Gary Hill, "Depth Charge," video still.  
Marianne Boesky (New York), Christopher Grimes (LA), Carroll/Fletcher (London), Fleisher/Ollman (Philadelphia), Honor Fraser (LA) and Postmasters (New York) are among the galleries sponsoring video projects, about which I’ll say more.  Put differently, this will not be a show of the usual suspects. 
 
If that weren’t enough, Pace, starting April 16, will test the waters with a pop-up gallery in the old Tesla Motors dealership in Menlo Park, opening with an Alexander Calder survey (to May 13) followed by New York installation artist Tara Donovan (May 22 – June 30).  The gallery is also reportedly negotiating with other New York dealers who have expressed interest in sharing the 25,000 square-foot space, which will include a video screening room, library and bar.  Together, these events have created some serious buzz. 
 
The looming question, however, is whether the technology crowd is ready to embrace art. Rick Friedman, founder and president of Hamptons Expo Group, which since 2000 has operated art fairs in Houston, Aspen, Palm Springs and Bridgehampton, N.Y., is betting that it is.  “I’m the poster boy for this sort of thing,” says Friedman who, before turning to art in 2000, published a group of software magazines with esoteric titles like XML Journal and C++ Report.  In 2000 “I caught the [art] fever and began collecting.”  He now owns “more than 200 paintings.”  Based on his experience, which includes dealings with local venture capitalists and those they finance, Friedman believes others will follow. “There are a lot of people who have cashed out and made money and are willing to explore art.  They’re being counseled by VCs to explore alternative investments.”  How many, nobody knows.  “We have high expectations that are also tempered by reality,” that being Silicon Valley’s history of reinvesting wealth into fresh start-ups, not collectible art.  That may explain why the last commercial gallery of note in the immediate vicinity, DP Fong, closed years ago.  
 
Jungsan Senim's sculpture will be on view at Sandra Lee Gallery

It also explains why the zip codes surrounding San Jose have long been coveted as a potentially rich lode by dealers. They contain some of the wealthiest enclaves in California: Los Gatos, Santa Clara, Palo Alto, Menlo Park and Atherton — never mind San Francisco, home to a younger generation of Silicon Valley workers who commute up and down the peninsula in company-sponsored buses.  Which raises another daunting issue: how to grab the attention of people for whom work is all consuming?  With few clues going in, Friedman’s strategy is to present a diverse program, rich in traditional media, but also significantly weighted toward video and new media – things that the digerati, unschooled in abstract painting or conceptual art, might grasp more easily. 

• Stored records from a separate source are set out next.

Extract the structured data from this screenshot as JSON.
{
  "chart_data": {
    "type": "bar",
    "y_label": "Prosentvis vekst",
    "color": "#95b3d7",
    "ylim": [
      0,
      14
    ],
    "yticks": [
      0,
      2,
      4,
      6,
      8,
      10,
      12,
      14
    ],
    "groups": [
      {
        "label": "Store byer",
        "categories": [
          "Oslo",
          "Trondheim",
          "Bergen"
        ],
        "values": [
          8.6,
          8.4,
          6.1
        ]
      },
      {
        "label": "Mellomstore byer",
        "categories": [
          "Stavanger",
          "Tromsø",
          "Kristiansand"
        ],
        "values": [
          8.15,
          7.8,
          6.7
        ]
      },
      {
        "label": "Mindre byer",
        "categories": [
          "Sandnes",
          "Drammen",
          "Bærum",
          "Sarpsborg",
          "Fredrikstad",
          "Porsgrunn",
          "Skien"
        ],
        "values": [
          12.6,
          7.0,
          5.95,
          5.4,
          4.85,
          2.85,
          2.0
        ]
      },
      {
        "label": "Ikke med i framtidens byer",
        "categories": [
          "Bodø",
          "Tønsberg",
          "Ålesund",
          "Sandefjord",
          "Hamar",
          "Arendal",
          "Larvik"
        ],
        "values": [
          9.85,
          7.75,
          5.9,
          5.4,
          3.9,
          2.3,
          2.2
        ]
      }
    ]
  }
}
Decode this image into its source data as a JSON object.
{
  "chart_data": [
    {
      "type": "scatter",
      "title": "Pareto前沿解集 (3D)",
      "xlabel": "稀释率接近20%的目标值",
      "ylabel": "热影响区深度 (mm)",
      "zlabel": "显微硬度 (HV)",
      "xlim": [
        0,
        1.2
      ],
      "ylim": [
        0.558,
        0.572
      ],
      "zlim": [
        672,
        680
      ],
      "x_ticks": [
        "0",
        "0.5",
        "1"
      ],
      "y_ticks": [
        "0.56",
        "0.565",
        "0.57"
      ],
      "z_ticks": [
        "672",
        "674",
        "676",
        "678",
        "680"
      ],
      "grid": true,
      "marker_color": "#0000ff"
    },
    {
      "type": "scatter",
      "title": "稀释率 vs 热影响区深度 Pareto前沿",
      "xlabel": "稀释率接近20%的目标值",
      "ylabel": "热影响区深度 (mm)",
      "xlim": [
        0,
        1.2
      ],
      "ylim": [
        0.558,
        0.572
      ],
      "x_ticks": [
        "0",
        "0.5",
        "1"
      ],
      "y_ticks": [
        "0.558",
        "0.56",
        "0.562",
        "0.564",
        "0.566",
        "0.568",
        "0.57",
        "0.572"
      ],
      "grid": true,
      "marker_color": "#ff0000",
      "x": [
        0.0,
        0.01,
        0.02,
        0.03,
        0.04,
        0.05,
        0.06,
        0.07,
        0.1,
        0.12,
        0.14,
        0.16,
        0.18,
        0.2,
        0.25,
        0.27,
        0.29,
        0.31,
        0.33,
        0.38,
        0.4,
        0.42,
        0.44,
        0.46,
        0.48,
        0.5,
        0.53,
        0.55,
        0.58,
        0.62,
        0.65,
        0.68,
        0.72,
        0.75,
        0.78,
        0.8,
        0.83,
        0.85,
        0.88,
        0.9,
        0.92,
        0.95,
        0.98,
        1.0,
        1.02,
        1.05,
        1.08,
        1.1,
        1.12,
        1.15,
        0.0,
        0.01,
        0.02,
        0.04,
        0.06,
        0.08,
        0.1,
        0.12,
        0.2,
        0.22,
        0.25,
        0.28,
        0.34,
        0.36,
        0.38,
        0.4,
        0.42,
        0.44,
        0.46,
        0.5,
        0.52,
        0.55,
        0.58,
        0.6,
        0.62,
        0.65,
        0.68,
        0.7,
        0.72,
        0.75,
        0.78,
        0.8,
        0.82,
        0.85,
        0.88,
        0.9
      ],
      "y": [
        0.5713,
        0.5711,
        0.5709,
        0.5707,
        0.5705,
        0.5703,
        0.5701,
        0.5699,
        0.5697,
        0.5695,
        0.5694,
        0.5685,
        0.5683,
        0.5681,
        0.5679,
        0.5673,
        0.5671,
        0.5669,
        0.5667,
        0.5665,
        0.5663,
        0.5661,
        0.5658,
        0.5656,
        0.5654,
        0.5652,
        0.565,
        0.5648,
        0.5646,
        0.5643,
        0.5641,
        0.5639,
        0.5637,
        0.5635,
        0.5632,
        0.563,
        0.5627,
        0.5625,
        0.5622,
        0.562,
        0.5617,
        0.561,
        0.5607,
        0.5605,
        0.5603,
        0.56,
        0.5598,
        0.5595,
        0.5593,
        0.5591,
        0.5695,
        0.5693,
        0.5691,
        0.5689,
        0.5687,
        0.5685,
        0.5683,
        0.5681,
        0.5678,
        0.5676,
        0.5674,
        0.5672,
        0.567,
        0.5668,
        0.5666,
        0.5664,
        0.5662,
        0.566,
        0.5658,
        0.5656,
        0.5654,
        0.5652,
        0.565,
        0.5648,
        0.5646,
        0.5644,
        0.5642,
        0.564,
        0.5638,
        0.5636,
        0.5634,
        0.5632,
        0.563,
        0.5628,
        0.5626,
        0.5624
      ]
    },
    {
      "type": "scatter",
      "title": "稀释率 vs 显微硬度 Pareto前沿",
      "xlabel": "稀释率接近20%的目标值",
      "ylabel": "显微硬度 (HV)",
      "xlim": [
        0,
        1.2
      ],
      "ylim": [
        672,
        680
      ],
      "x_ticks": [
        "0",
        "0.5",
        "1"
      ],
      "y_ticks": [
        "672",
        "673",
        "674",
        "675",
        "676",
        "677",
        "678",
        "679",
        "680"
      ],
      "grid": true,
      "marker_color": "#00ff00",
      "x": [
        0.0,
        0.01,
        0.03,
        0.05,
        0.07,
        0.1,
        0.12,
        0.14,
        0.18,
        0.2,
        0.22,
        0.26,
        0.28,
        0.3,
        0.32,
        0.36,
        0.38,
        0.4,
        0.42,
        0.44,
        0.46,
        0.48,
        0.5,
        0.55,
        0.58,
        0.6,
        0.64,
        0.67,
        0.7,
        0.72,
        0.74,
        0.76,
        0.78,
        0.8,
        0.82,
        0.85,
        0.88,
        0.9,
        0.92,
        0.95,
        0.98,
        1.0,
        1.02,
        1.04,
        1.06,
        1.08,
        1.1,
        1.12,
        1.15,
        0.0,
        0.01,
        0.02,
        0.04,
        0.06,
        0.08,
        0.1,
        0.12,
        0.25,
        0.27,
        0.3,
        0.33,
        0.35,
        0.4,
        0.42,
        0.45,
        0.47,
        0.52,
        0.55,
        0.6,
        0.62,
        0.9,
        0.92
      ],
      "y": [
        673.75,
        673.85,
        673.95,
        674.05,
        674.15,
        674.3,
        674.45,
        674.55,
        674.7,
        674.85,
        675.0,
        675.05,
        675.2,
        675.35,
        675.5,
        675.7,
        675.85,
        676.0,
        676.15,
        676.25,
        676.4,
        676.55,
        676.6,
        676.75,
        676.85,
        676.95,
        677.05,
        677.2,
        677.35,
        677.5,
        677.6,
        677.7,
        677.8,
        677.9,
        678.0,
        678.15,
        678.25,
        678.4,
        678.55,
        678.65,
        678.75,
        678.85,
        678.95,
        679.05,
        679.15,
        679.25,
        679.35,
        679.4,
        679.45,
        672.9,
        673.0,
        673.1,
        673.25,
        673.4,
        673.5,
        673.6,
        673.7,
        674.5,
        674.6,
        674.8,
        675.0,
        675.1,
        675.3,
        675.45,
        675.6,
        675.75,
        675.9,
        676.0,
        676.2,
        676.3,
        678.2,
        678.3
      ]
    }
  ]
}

Marina Abramovic’s Mutual Wave Machine (“an interactive nuerofeedback installation”) will receive its U.S. debut.  Gary Hill’s video, Depth Charge, featuring the music of guitarist Bill Frisell, will be screened, as will works by the British duo Thompson & Craighead.  Additionally, the LA journalist Paul Young has curated (with sponsorship from Epson) screenings of works by seven other video artists: Jacco Olivier, Jennifer Levonian, Marco Brambilla, John Wood and Paul Harrison, Guy Ben-ner, Jeremy Blake and Kate Gilmore. 
 
For those wanting education, SVC is larded with symposia (“Art & Technology: the Next Frontier”, “Live ‘App-ing” Demonstrations” for iPhone photography), along with discussions carrying titles like “How to Become a Proficient Collector.” 
 
To attract nascent collectors, Friedman approached some of the area’s biggest corporations, including Cisco, Semantic, Facebook and Google, and distributed tickets. “If you’re a dealer,” he notes, “you’ve got to get in front of these people.  Right now, “nobody knows anybody, so this is a real opportunity.  I commend the exhibitors for being pioneers.  Hopefully they’ll be rewarded.” 
–DAVID M. ROTH
 
Silicon Valley Contemporary, April 10-13, 2014 @ San Jose McEnery Convention Center. 
 
Marina Abramovic’s Mutual Wave Machine is presented by the Marina Abramovic Institute and TodaysArt. Artists include: Suzanne Dikker & Matthias Oostrik with Peter Burr, Matthew Patterson Curry, Diederik Schoorl, Oliver Hess and Roy Kesrouani.